It is increasingly common for cybercriminals to use a tactic called Business Email Compromise (BEC) to commit payments fraud. In this scheme, criminals use email systems to:
- Impersonate an employee or executive requesting that payments be made to an illegitimate vendor or bank account
- Impersonate an existing vendor via email to provide illegitimate bank account information for future payments.
To help you learn how you can protect yourself and your business from BEC losses, this article outlines:
- 5 ways to help guard against BEC
- Other best practices and precautions
- Additional BEC risk mitigation resources
Here are some recommended best practices and Bill.com features designed to help you protect your business from BEC fraud losses:
- Watch out for impersonators: If you receive payment instructions from an employee or an executive by email, or if you receive bank account number updates to bank from a vendor by email, be sure to follow up with them or a trusted contact by phone to verify their instructions.
- Never rely on email alone, as it may have been compromised.
- When updating the bank account for a vendor within your Bill.com account, a message is shown reminding you to verify the authenticity of the bank account number if the information was received by email.
- If you are removing an existing bank account from a vendor in your account, you must check the confirmation box on the warning popup to continue with the change
- A similar message is displayed when paying bills for which the vendor’s bank account information has been updated or if we’ve identified a new vendor’s email address as potentially risky.

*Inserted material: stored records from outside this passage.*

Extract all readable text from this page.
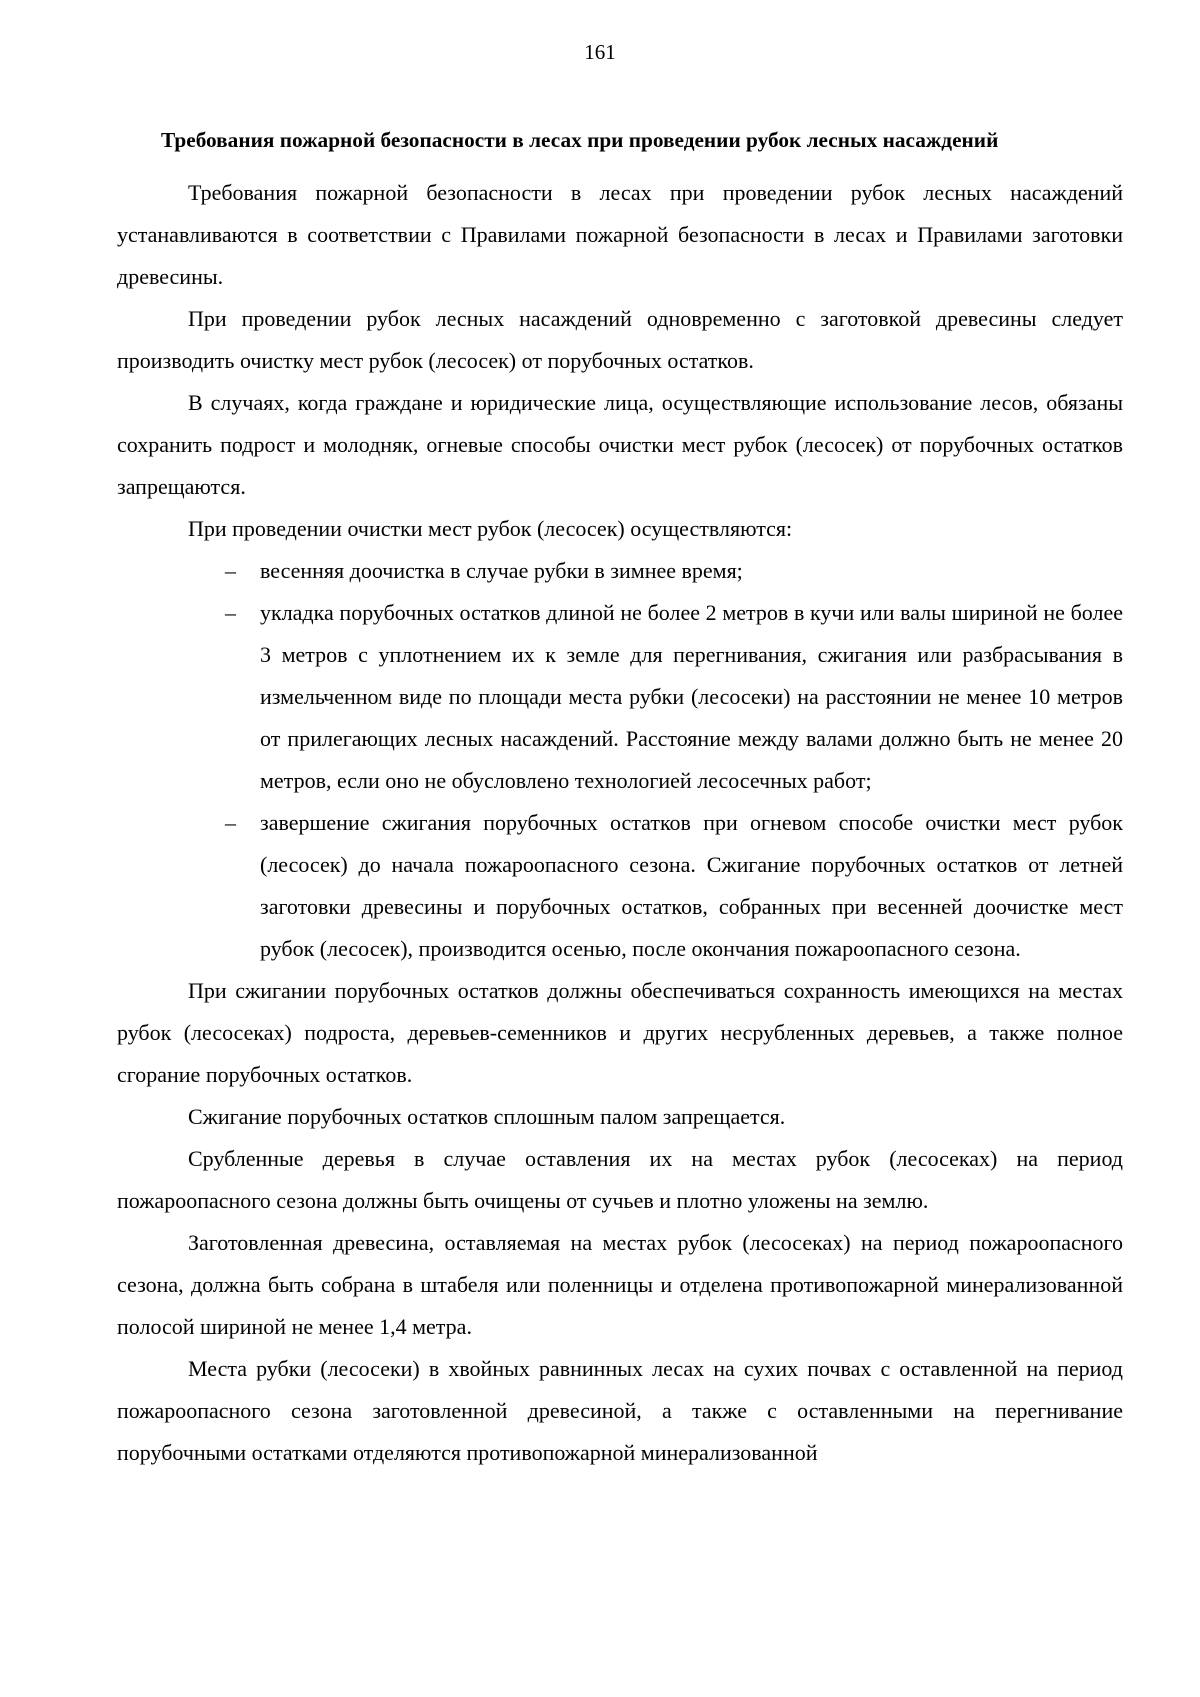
161
Требования пожарной безопасности в лесах при проведении рубок лесных насаждений

Требования пожарной безопасности в лесах при проведении рубок лесных насаждений устанавливаются в соответствии с Правилами пожарной безопасности в лесах и Правилами заготовки древесины.

При проведении рубок лесных насаждений одновременно с заготовкой древесины следует производить очистку мест рубок (лесосек) от порубочных остатков.

В случаях, когда граждане и юридические лица, осуществляющие использование лесов, обязаны сохранить подрост и молодняк, огневые способы очистки мест рубок (лесосек) от порубочных остатков запрещаются.

При проведении очистки мест рубок (лесосек) осуществляются:

– весенняя доочистка в случае рубки в зимнее время;
– укладка порубочных остатков длиной не более 2 метров в кучи или валы шириной не более 3 метров с уплотнением их к земле для перегнивания, сжигания или разбрасывания в измельченном виде по площади места рубки (лесосеки) на расстоянии не менее 10 метров от прилегающих лесных насаждений. Расстояние между валами должно быть не менее 20 метров, если оно не обусловлено технологией лесосечных работ;
– завершение сжигания порубочных остатков при огневом способе очистки мест рубок (лесосек) до начала пожароопасного сезона. Сжигание порубочных остатков от летней заготовки древесины и порубочных остатков, собранных при весенней доочистке мест рубок (лесосек), производится осенью, после окончания пожароопасного сезона.

При сжигании порубочных остатков должны обеспечиваться сохранность имеющихся на местах рубок (лесосеках) подроста, деревьев-семенников и других несрубленных деревьев, а также полное сгорание порубочных остатков.

Сжигание порубочных остатков сплошным палом запрещается.

Срубленные деревья в случае оставления их на местах рубок (лесосеках) на период пожароопасного сезона должны быть очищены от сучьев и плотно уложены на землю.

Заготовленная древесина, оставляемая на местах рубок (лесосеках) на период пожароопасного сезона, должна быть собрана в штабеля или поленницы и отделена противопожарной минерализованной полосой шириной не менее 1,4 метра.

Места рубки (лесосеки) в хвойных равнинных лесах на сухих почвах с оставленной на период пожароопасного сезона заготовленной древесиной, а также с оставленными на перегнивание порубочными остатками отделяются противопожарной минерализованной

- For example, the email address might have been created recently or could be from an untrusted domain.
- Implement bill approval workflows: Establish a standard bill approval policy and process within Bill.com specifying when two or more users must review and approve each bill before scheduling a payment. Having trusted team members involved will add another layer of scrutiny, and ensure that all bills and payments are legitimate.
- Require bill images for all payments: Submit bill images into your Bill.com Inbox so they can be reviewed by approvers and payers for accuracy and authenticity.
- Invite vendors to join our Bill.com Payments Network: Rather than gathering and updating sensitive vendor bank account information within your Bill.com account, invite your vendors to join our Payments Network so they can safely and securely update their payment information on their own.
- Watch for unusual payment requests: Be extra vigilant with first-time vendors and international payments. Also be wary of rushed or urgent payment requests—don’t cut any corners just to meet a deadline.
Using fraud prevention best practices and processes can help protect your business and reduce the risk of loss. Unfortunately, we cannot guarantee recovery of a funds after fraud or error has occurred. As we explain in our Terms of Service, you may be liable for unauthorized or fraudulent payments originated using an authorized users' security credentials.
Below are additional suggestions for protecting you and your business from BEC:
- Watch for bogus email messages disguised to appear as real:
- Fraudsters commonly spoof legitimate email domains with ones that look similar (e.g., firstname.lastname@example.org or email@example.com instead of firstname.lastname@example.org).
- Hover over or reply to an email address to make sure it isn’t being masked as something it’s not.
- Be suspicious of request for secrecy or pressure to take action quickly.
- Immediately report and delete unsolicited email from unknown parties.
- Provide basic training and advanced education for employees to recognize BEC and phishing schemes.
- Be careful what you post to social media and company websites, especially job duties and descriptions, staff hierarchy information, and out-of-office details.
- Make sure temporary staff covering for your payments employees understand that criminals may pose as employees or vendors to try and manipulate them.
- Create intrusion detection system rules that flag emails with extensions that are similar to company email.
- Register all company domains that are slightly different than the actual company domain.
What if I’ve been targeted?
If you believe you’re a victim of a BEC attack, report it to your bank and to local law enforcement immediately. You can also submit a report to the FBI’s Internet Crime Complaint Center (IC3). If the fraud amount is significant, contact your local FBI field office.
If you believe that your Bill.com account has been compromised, please contact our Support team immediately.
- FBI Public Service Announcement
- Short PSA video from the FBI on BEC
- FBI article regarding BEC
- Better Business Bureau article on BEC
The information provided in this article is intended only to be a resource to help Bill.com users protect themselves against cyberfraud. It does not provide a comprehensive list of all types of cyberfraud activities, or identify all types of cybersecurity best practices. Bill.com does not represent or warrant that using the best practices or other recommendations contained in this article will prevent BEC or any other type of payment fraud or cyberfraud.